After a loss marred by excessive turnovers, Rex Ryan announced that he will transition the New York Jets to a Ravens-style “All Defense Offense.”

“I invented the All Defense Offense,” Ryan declared. “I won a Super Bowl ring with the All Defense Offense. I made it work in Baltimore, and I can make it work here. Sunday’s game was a wake-up call. My former team kicked my butt with the defense-offense that I invented. You think Flacco could’ve beat us? Come on. It was all ‘D.’ It was the defense I built come back to bite me. That won’t happen again.
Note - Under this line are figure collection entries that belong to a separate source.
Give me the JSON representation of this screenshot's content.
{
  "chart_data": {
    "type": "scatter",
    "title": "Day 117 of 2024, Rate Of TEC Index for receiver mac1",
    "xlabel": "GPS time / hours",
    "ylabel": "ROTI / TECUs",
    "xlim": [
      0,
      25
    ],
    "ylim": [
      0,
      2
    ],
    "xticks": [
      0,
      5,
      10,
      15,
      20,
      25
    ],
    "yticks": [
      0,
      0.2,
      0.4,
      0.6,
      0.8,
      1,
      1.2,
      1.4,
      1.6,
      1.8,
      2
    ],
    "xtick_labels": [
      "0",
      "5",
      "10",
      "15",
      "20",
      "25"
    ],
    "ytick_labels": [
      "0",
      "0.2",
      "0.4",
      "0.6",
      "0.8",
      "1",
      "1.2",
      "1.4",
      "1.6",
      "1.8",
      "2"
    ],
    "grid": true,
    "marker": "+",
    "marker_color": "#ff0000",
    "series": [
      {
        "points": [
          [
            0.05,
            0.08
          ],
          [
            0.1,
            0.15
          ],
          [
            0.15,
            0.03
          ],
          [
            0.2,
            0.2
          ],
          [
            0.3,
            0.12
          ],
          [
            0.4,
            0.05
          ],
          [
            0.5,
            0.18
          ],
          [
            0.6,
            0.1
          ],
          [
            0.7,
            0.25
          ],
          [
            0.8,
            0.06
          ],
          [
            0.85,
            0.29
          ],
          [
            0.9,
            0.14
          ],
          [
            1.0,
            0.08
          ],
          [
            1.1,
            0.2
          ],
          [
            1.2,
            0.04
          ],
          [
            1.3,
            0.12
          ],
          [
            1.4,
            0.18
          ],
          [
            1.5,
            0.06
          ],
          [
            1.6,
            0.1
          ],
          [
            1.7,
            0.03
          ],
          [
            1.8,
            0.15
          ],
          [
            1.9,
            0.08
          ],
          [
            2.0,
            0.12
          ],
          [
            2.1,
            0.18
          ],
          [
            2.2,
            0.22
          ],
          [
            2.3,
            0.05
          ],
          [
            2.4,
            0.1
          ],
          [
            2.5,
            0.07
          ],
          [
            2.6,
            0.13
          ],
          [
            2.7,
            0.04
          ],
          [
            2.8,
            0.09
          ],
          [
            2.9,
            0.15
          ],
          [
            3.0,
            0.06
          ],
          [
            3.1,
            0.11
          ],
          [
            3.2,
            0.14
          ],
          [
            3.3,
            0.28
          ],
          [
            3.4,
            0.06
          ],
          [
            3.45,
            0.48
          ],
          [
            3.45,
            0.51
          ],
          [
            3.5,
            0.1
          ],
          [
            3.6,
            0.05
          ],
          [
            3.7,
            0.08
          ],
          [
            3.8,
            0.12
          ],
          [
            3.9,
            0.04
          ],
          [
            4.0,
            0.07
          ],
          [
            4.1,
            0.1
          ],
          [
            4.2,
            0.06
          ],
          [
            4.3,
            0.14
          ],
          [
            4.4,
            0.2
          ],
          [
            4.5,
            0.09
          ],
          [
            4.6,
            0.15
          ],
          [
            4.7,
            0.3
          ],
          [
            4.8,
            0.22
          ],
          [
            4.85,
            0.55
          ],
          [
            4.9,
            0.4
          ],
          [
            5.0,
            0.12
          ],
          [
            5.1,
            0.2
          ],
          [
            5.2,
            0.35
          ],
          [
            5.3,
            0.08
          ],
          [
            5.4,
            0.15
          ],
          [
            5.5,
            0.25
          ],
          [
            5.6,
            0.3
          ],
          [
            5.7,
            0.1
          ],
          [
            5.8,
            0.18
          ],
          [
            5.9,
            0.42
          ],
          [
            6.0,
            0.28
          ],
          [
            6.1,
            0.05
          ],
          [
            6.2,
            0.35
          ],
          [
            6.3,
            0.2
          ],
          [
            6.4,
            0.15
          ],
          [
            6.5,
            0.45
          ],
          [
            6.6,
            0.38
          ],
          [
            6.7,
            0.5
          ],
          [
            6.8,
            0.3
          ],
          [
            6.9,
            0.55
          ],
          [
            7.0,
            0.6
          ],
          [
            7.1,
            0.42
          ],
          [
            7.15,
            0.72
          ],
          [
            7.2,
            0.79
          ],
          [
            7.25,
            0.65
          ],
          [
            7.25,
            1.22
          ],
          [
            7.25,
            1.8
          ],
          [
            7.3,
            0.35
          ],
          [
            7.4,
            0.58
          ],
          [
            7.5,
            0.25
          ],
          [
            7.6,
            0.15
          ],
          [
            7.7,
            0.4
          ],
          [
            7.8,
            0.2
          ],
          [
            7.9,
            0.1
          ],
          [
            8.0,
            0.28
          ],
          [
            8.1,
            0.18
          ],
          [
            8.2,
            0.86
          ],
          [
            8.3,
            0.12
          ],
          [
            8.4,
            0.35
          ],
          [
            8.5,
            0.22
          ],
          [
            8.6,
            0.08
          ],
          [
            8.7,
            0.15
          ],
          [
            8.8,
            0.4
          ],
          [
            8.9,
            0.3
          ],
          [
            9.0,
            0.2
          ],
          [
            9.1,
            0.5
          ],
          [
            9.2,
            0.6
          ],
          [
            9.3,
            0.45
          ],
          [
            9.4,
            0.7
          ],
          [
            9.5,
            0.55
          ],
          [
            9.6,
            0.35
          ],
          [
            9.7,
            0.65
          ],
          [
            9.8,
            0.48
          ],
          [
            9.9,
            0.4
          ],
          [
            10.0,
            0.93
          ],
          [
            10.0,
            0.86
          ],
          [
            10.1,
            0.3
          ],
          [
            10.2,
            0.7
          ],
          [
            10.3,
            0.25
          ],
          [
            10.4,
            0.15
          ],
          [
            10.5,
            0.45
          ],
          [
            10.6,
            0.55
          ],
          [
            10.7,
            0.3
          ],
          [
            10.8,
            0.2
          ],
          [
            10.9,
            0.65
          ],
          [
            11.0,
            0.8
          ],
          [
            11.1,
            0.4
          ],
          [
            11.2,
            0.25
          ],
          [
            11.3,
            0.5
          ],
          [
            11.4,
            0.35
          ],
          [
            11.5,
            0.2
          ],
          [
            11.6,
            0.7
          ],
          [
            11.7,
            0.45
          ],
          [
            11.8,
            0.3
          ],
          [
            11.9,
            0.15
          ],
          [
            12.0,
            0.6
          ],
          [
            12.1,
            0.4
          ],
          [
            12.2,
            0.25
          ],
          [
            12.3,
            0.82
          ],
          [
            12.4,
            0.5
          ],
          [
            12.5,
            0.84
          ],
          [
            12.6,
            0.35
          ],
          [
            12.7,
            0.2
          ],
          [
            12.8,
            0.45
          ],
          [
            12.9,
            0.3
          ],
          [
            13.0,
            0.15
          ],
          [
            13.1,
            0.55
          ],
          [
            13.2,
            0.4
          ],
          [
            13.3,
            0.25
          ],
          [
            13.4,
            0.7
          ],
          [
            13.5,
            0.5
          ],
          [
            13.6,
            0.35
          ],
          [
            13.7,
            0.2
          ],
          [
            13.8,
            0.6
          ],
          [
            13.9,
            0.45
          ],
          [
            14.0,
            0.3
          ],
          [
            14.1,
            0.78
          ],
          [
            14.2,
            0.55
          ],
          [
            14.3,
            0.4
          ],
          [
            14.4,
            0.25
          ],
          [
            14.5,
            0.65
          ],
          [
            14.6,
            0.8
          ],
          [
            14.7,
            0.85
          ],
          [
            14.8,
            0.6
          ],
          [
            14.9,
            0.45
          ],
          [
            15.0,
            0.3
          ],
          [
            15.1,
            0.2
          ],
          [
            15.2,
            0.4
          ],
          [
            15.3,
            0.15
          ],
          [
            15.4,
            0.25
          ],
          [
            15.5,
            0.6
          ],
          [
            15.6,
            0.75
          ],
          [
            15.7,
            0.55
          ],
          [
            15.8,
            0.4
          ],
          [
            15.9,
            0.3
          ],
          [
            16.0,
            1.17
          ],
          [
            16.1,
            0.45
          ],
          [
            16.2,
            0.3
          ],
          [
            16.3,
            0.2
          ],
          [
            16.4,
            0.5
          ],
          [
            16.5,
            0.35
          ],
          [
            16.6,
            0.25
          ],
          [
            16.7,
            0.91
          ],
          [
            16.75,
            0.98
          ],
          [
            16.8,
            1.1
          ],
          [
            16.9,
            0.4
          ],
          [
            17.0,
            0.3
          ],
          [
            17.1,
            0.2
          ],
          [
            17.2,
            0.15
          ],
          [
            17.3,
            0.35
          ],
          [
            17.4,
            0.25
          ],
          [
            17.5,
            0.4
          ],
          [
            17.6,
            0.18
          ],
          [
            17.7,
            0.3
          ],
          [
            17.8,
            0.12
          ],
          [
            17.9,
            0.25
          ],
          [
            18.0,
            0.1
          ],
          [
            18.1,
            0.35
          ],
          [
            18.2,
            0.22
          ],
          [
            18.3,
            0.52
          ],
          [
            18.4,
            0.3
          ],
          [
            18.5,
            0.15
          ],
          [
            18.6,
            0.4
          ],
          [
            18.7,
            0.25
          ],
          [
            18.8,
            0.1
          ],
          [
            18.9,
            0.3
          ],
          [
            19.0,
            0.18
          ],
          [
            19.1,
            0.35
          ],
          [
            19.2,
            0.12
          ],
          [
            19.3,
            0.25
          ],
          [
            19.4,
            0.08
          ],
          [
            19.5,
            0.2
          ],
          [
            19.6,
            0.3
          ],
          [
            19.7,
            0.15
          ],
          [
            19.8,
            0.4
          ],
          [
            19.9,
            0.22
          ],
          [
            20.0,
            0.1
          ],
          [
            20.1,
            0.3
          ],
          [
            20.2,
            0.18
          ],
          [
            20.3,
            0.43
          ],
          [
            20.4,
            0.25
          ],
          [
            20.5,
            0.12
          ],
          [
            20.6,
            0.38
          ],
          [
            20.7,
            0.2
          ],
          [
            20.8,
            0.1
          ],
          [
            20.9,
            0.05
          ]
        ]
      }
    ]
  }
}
I’m going back to my roots, and this time, I’m going all in.”

Ryan then announced he would no longer field offensive players at all.

“I have a lot of good players,” Ryan explained. “But they’re all on defense. Look at my offensive line, look at butter-fingers Sanchez. What am I supposed to do with that? The only thing those jokers are good for is keeping the bench warm. On the other hand, Darrelle Revis can do anything. In my new scheme, he’s going to do everything. He’s going to play cornerback and quarterback. From now on, I’m only putting my defense on the field.”

When reporters pushed further in an attempt to understand what such an offense might look like, Ryan was quick to cite rugby as an influence.

“When we’ve got the ball, we’re just going to have defensive players handing it off to each other. When they’ve got the ball, we’re going to crush them,” he said. “It’s going to look like one big rugby scrum. The All Defense Offense is our best chance to reach the postseason.”

Asked for comment, Jets QB Mark Sanchez seemed more focused on pursuits other than football.

“Hey man, is your sister still around?” Sanchez asked a local fan. “I had a great time at her prom. She really knows how to get down, if you know what I mean.”